We can gradually restart the economic system for the under-55 age group by carrying out blanket tests and continuing to take hygienic measures to counter the spread. Positive cases must be immediately quarantined and isolated from the rest. There is a need for a sense of civic responsibility to protect everyone, and every person in that age group absolutely must undergo the test and react immediately to any symptoms of the disease. Let us remember, however, that we are talking about a group where the mortality rate is 0.1%. Once we have managed this age group, we can proceed to the 55–65 age group, gradually letting the cases that have been tested negative return to normal life. Once we have managed the under 55 and 55–65 bands, we continue to monitor seriously and run tests. This is what they did in South Korea and brought tangible results.

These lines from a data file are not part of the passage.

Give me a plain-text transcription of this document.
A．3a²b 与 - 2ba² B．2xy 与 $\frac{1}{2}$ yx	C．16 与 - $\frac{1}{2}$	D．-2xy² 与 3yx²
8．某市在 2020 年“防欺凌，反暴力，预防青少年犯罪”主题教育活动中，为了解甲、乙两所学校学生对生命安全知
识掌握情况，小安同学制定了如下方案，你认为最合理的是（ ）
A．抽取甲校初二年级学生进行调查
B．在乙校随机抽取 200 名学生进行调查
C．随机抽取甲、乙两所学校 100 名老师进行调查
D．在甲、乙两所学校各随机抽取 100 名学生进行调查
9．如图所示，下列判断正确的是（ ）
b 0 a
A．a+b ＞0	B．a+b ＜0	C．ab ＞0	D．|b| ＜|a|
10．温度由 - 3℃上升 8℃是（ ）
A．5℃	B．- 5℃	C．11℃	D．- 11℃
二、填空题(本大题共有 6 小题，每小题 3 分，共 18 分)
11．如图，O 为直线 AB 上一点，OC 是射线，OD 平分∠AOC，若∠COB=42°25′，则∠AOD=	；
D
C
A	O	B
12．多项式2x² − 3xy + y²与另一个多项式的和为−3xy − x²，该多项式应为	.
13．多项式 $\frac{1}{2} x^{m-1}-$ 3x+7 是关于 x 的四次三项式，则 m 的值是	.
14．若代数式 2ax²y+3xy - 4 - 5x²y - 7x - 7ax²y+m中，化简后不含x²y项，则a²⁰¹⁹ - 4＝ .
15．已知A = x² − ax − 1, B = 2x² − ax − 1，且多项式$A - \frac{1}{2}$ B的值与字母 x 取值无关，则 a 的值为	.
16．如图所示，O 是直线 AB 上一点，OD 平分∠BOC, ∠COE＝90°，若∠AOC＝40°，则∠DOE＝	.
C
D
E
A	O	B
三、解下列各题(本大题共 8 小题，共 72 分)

It is also what they are doing in Germany, Austria, and Norway: testing, testing, and more testing.
That’s the real question. We are one of the richest countries in the world, we have one of the largest pharmaceutical industries in the world, but do we have enough tests to handle the situation? Do we have at least 10 million tests available right now, in this precise moment? I see that Roche is providing tests to the United States, but how many tests have been allocated to Switzerland? Can our politicians give us this number? According to SwissInfo, around 6,000 tests are carried out in Switzerland every day. If this is true, we are a long way from the number of tests it takes to get correct figures and make decisions based on facts. Roche’s CEO Severin Schwan admitted on 19.3.2020 that it is not possible to perform sweeping tests because demand far exceeds the supply that Roche can guarantee. Despite the World Health Organization’s recommendation to follow sweep tests. “Demand far exceeds supply,” said the number one pharmaceutical giant in Basel during a virtual press meeting organized by the International Federation of Pharmaceutical Manufacturers and Associations (IFPMA). “It is important that the tests are initially targeted at patients at risk and those with symptoms. Large-scale testing is simply not possible,” added Schwan. Let’s forget the South Corea Model for Switzerland, unfortunately.

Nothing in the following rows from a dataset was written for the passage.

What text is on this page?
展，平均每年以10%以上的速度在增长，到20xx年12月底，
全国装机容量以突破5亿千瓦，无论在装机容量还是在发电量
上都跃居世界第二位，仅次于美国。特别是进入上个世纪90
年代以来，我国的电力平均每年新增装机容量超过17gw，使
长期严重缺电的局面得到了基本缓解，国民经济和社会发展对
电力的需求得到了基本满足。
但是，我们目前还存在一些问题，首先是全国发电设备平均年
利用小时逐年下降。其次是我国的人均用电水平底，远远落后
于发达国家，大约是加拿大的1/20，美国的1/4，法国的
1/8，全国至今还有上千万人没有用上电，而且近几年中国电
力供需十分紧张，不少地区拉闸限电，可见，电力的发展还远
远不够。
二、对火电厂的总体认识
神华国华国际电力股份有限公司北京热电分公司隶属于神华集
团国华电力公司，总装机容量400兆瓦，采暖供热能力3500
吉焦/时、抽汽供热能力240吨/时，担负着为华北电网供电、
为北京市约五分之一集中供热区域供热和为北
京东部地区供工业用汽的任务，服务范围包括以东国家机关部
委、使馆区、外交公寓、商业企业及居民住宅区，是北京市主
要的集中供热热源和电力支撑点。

It is sad to see that it is not possible to pursue a serious policy of containing the epidemic and, in the meantime, safeguarding the economy in Switzerland. This for two main reasons: the lack of reliable numbers, and the lack of what would help us get reliable numbers, the famous tests. With this in mind, it was decided to follow a very dangerous socioeconomic path: “stay at home!”. The problem is that every day we stay at home, it will become more and more difficult to manage an economic, political and social situation. As I said before, the danger is the advance of political opportunism that will lead to unimaginable social, economic and political models. The Post-COVID-19 society.